Le jeudi 27 novembre 2014 dernier, le Premier ministre de la transition, Yacouba Isaac Zida, a accordé une interview à la presse nationale. Cet exercice, qui a duré 1 heure 30 minutes, aura marqué les esprits pour les raisons suivantes. D’abord, l’homme ne s’est pas illustré dans le balbutiement et l’esquive. En effet, si l’on compare sa sortie à celle que Blaise Compaoré avait faite en 1987, aux premières heures du Front populaire, l’on peut constater que le successeur de Luc Adolphe Tiao n’a pas bégayé une seule fois dans ses propos. Visiblement, avec assurance et conviction, il a su répondre à l’ensemble des questions qui lui ont été posées. Du point de vue de la forme donc, l’on ne peut pas avoir grand-chose à lui reprocher.

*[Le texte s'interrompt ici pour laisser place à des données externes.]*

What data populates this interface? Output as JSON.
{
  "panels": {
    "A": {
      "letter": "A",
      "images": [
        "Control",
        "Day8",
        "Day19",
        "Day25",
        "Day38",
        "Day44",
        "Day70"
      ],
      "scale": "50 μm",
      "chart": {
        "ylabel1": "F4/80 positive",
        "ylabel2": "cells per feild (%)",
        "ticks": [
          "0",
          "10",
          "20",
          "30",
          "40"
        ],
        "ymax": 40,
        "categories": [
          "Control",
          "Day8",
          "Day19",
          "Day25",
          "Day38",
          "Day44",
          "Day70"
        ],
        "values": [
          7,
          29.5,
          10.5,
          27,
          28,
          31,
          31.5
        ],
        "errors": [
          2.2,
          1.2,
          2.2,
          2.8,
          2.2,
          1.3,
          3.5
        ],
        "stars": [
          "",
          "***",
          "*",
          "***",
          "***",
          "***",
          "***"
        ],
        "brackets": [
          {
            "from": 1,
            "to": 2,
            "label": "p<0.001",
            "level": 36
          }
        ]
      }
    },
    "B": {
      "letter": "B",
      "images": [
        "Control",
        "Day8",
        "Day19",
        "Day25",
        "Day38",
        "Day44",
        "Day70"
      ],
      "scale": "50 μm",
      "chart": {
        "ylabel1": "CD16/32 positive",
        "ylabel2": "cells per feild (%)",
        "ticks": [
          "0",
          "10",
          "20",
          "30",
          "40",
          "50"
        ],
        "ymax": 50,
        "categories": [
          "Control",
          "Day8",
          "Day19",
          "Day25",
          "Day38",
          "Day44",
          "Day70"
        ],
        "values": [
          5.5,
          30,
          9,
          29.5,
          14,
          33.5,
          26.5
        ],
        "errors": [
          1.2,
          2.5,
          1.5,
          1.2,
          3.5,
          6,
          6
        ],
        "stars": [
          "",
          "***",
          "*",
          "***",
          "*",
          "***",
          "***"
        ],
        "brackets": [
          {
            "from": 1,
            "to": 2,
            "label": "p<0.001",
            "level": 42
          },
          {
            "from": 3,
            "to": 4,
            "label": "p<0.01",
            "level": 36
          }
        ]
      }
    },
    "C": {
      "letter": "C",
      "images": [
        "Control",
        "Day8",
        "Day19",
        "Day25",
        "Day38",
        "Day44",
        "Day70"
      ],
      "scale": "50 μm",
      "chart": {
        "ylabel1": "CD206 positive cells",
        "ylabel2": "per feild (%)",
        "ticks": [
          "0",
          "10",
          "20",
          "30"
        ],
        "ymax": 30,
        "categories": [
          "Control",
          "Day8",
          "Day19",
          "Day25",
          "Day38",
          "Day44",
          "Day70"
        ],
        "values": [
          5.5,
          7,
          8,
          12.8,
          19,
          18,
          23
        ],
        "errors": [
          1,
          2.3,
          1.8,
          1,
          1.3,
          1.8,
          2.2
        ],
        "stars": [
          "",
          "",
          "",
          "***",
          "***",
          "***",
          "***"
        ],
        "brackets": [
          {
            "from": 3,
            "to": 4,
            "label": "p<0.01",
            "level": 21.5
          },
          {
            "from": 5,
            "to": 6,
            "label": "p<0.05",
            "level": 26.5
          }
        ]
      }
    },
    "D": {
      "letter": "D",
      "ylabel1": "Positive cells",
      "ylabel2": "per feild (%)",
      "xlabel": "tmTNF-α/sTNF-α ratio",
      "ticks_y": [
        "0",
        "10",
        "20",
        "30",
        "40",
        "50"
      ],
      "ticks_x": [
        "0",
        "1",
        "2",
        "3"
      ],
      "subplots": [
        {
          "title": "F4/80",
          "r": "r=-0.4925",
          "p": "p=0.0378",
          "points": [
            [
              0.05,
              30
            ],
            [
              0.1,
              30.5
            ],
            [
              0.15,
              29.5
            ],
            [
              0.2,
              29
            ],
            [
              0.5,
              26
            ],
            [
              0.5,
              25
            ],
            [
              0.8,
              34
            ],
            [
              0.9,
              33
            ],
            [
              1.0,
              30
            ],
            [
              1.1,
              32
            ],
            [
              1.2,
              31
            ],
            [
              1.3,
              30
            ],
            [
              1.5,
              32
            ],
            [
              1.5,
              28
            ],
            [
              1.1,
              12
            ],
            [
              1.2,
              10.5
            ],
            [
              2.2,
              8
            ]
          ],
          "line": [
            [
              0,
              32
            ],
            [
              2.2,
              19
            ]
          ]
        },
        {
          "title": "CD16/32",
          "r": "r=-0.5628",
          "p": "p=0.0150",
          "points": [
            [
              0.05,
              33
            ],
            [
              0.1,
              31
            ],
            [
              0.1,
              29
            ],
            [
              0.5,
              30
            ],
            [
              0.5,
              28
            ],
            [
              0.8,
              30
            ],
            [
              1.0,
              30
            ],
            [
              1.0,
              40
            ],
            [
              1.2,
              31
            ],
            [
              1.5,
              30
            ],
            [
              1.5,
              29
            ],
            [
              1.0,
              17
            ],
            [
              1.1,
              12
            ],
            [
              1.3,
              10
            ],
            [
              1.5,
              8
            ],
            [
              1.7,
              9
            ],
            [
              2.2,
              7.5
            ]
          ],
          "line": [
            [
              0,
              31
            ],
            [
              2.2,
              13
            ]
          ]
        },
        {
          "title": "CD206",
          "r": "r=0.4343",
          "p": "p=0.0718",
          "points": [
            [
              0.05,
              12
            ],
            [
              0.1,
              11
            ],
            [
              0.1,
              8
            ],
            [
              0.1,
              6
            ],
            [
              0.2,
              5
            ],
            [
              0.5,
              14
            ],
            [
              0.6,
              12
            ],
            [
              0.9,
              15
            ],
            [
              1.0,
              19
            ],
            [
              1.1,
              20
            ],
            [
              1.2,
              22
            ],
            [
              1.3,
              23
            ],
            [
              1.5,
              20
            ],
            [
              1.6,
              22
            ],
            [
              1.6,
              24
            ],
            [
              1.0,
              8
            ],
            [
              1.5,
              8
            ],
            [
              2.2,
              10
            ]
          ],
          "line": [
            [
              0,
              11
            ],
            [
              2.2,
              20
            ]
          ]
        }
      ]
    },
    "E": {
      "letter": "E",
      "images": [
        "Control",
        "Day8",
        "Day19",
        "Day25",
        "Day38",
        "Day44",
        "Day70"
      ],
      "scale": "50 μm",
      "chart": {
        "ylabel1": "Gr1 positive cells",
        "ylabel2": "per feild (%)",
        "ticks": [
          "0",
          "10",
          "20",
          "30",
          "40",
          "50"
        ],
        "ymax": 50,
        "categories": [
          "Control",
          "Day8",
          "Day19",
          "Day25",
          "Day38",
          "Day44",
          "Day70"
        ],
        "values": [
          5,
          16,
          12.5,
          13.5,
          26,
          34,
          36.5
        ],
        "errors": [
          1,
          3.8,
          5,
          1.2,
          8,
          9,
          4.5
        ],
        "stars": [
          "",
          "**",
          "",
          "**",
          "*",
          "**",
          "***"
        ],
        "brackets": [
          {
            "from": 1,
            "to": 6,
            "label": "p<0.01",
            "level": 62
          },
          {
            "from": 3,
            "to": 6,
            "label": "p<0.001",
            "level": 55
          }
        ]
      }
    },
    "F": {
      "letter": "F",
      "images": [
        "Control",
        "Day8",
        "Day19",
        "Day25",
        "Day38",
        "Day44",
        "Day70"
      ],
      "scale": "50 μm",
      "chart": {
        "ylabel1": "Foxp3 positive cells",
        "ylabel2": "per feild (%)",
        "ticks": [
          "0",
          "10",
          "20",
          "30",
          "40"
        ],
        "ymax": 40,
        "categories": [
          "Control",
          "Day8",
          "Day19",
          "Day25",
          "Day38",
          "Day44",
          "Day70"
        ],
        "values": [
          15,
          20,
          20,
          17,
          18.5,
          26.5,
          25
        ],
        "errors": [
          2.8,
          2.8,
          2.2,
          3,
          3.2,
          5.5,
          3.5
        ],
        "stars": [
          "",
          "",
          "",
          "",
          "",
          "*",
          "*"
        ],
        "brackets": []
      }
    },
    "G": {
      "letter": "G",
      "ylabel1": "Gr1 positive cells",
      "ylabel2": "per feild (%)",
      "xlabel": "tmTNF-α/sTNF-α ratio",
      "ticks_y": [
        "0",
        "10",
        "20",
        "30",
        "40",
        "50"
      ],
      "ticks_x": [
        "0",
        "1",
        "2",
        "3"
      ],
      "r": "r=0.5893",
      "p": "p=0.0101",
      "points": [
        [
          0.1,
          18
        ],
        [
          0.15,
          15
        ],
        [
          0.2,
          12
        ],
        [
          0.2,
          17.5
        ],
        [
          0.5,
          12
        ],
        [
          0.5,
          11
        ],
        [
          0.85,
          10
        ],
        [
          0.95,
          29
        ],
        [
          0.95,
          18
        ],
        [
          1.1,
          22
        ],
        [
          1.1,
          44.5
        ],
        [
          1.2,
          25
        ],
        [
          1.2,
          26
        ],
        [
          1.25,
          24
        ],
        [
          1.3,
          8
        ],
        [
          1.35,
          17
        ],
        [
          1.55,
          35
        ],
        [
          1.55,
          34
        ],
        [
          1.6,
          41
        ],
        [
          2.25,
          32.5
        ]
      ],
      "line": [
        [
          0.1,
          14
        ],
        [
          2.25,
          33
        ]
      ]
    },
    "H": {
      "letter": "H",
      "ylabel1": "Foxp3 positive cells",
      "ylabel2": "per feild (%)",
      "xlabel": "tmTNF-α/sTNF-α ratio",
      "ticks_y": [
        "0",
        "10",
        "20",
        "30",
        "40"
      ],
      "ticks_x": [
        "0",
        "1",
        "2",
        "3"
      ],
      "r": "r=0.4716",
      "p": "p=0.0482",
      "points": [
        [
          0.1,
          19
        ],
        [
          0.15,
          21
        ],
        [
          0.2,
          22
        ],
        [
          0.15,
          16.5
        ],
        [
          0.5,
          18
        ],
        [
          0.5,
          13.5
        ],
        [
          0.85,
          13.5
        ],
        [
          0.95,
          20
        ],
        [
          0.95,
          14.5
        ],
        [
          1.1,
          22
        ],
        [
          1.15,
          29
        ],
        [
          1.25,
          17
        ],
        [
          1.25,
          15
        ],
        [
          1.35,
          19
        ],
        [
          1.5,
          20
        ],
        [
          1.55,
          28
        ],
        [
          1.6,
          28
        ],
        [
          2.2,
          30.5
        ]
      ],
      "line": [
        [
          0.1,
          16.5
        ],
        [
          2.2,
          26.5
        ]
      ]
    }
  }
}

Ensuite, si l’on s’en tient au contenu, l’on peut également avoir des motifs de satisfaction. Le premier pourrait être lié à la gestion du cas « Adama Sagnon » par le Premier ministre. A ce sujet, Issac Zida n’a pas eu besoin de tergiverser pour reconnaître que c’est grâce à lui et à lui seul que l’ancien procureur décrié a été nommé à la tête du ministère de la Culture et du tourisme. En même temps qu’il assume son choix, puisqu’il demeure convaincu que le juge Sagnon aurait été à la hauteur de la charge, il a aussi eu l’humilité et la sagesse de revenir sur sa décision, pour ne pas créer inutilement des problèmes à la transition. Son attitude est d’autant plus à saluer que Adama Sagnon est son ami. Ce faisant, Zida a opté pour le choix de la raison au détriment de ses rapports personnels. Sous nos cieux, où l’humeur des princes qui nous gouvernent a force de loi, cette attitude est louable.
Le deuxième motif de satisfaction que l’on peut tirer de l’interview de Zida, est sa volonté affichée de demander des comptes à tous ceux qui se sont sali les mains sous l’ancien régime, à commencer, s’il le faut , par Blaise Compaoré. Cette attitude de Zorro n’est pas pour déplaire au peuple burkinabè. En effet, l’impunité était l’une des marques de fabrique du système Compaoré. Et elle a alimenté pendant 27 ans la colère des citoyens épris de justice contre la gouvernance Compaoré. La révolution du 30 octobre dernier ne servirait à rien, si les nouvelles autorités devaient passer par pertes et profits tous ces crimes, au nom d’une prétendue réconciliation nationale. Etancher donc la soif de justice de ses compatriotes est un impératif. Et Zida semble l’avoir compris. Mais des faits troublants pourraient être relevés, qui permettent d’être dubitatif quant à la volonté réelle de Zida de rendre justice au peuple burkinabè.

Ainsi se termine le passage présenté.